U.S. Steel to pay nearly $900,000 to settle lawsuit over chromium spill into Lake Michigan
Steel mills in Indiana
Michael HawthorneContact Reporter
Chicago Tribune
U.S. Steel agreed Monday to pay nearly $900,000 to settle a complaint filed after one of the company’s plants spilled toxic chromium into a Lake Michigan tributary last year.
The Pittsburgh-based company also will begin testing daily for the most toxic form of chromium in water near its Midwest Plant in northwest Indiana, embark on a preventive maintenance program and upgrade other types of pollution monitoring in response to legal action taken by the U.S. Environmental Protection Agency and the Indiana Department of Environmental Management.
Filed in U.S. District Court in Hammond, the proposed settlement comes almost a year after chromium-contaminated wastewater spilled into a ditch that drains into Lake Michigan next to the steel mill.
Operators of the water supply for the nearby town of Ogden Dunes responded by temporarily shutting off its Lake Michigan intake, Chicago conducted emergency testing of its own water supply and the National Park Service closed four beaches at the Indiana Dunes National Lakeshore.
U.S. Steel initially reported that 346 pounds of chromium had poured out of a rusted pipe into the waterway, including 298 pounds of a highly toxic form of the metal known as hexavalent chromium. A month later the company filed another report that estimated substantially more hexavalent chromium ended up in the waterway — 920 pounds — but it dismissed the finding as an “absurd result” from a single water sample.
In either case, the amount of chromium released into the water was substantially higher than the daily limits in U.S. Steel’s water pollution permit for the plant. Total chromium discharges are restricted to 30 pounds a day, and the amount of hexavalent chromium allowed is just 0.51 pounds a day.
The Midwest Plant, part of an industrial complex that divides the national lakeshore in Portage, coats steel forged at the nearby Gary Works with chromium and other rust-inhibiting materials. U.S. Steel already has overhauled the faulty system that triggered the April spill, according to court documents.
Lawyers for the two government agencies began negotiating privately with U.S. Steel after the Surfrider Foundation, a nonprofit group representing Great Lakes surfers, enlisted the Abrams Environmental Law Clinic at the University of Chicago to research pollution violations at U.S. Steel and other factories on the southern shore of Lake Michigan.
A review of state records by law students at the clinic revealed that the Midwest Plant violated chromium limits at least four times since 2013. Two other spills were reported to Indiana officials last year, including one in October that the company asked Indiana regulators to keep secret.

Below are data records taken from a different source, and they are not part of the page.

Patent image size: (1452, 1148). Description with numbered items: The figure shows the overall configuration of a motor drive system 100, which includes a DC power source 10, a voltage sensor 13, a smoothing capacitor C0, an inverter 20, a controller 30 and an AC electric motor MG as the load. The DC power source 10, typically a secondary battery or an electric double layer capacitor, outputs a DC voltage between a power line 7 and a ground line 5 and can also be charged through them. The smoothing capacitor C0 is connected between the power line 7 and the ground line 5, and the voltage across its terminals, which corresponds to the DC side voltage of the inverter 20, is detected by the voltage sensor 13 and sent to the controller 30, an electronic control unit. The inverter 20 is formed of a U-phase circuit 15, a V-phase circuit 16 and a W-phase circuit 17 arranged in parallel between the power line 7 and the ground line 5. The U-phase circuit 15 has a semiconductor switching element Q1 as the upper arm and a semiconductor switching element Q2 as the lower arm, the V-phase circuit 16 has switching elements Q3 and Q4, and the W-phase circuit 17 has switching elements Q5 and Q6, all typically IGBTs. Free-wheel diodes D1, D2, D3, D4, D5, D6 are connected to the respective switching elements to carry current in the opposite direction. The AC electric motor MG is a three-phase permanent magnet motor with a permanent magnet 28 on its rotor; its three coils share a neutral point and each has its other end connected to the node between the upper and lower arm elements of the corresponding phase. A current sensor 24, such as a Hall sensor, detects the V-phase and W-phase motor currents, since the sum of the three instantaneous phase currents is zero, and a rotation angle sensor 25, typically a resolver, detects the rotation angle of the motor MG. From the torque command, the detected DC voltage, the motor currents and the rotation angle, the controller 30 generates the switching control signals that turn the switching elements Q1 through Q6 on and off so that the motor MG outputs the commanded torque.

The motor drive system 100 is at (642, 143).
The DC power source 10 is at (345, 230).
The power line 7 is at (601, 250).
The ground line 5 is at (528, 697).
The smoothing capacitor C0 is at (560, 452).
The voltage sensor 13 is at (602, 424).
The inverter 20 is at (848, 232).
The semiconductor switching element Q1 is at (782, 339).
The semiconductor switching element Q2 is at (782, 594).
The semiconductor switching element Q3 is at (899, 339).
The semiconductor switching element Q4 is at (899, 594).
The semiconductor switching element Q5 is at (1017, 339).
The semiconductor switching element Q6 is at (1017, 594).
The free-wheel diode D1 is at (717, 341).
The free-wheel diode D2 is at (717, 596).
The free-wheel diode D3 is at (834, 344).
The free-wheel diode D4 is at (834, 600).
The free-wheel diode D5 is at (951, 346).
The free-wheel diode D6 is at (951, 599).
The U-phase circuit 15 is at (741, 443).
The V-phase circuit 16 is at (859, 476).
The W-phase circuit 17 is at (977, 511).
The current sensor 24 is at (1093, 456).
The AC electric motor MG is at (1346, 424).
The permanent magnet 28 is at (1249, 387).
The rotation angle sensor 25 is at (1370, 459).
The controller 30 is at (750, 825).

Two months later, the state agency posted an inspection report online that showed U.S. Steel had failed to test for hexavalent chromium after the October spill, despite blue liquid “with visible solids” pouring out of a sewer pipe into the Lake Michigan tributary.
Mark Templeton, the law clinic’s director, said he was still reviewing the deal brokered by government lawyers and U.S. Steel. “We’re encouraged regulators are finally doing something,” Templeton said in an email.
The steelmaker pledged Monday to follow through on plans outlined in the legal settlement.
“U.S. Steel continually seeks opportunities for improvement in its environmental compliance program, and will apply lessons learned from this process to future operations company-wide,” a spokeswoman said in statement.
“I am pleased that through the coordinated effort of federal and state agencies, and with the cooperation of U.S. Steel, this settlement will help protect Lake Michigan and Indiana waterways,” Susan Bodine, assistant administrator of the EPA’s Office of Enforcement and Compliance Assurance, said in a separate statement.
Interested parties will get 30 days to comment on the proposed settlement before a federal judge makes it final. If nothing changes, the company will pay a fine of $300,621 each to the federal and state governments, another $253,068 for environmental damages and $27,512 to reimburse a government team that monitored water quality after the April 2017 spill.
Chicago Mayor Rahm Emanuel ordered city attorneys to file a separate lawsuit against U.S. Steel, citing testing after the April spill that detected a plume of hexavalent chromium drifting toward the city’s drinking water intake off 68th Street. The EPA rejected Emanuel’s request for the city to be involved in negotiations that led to Monday’s settlement.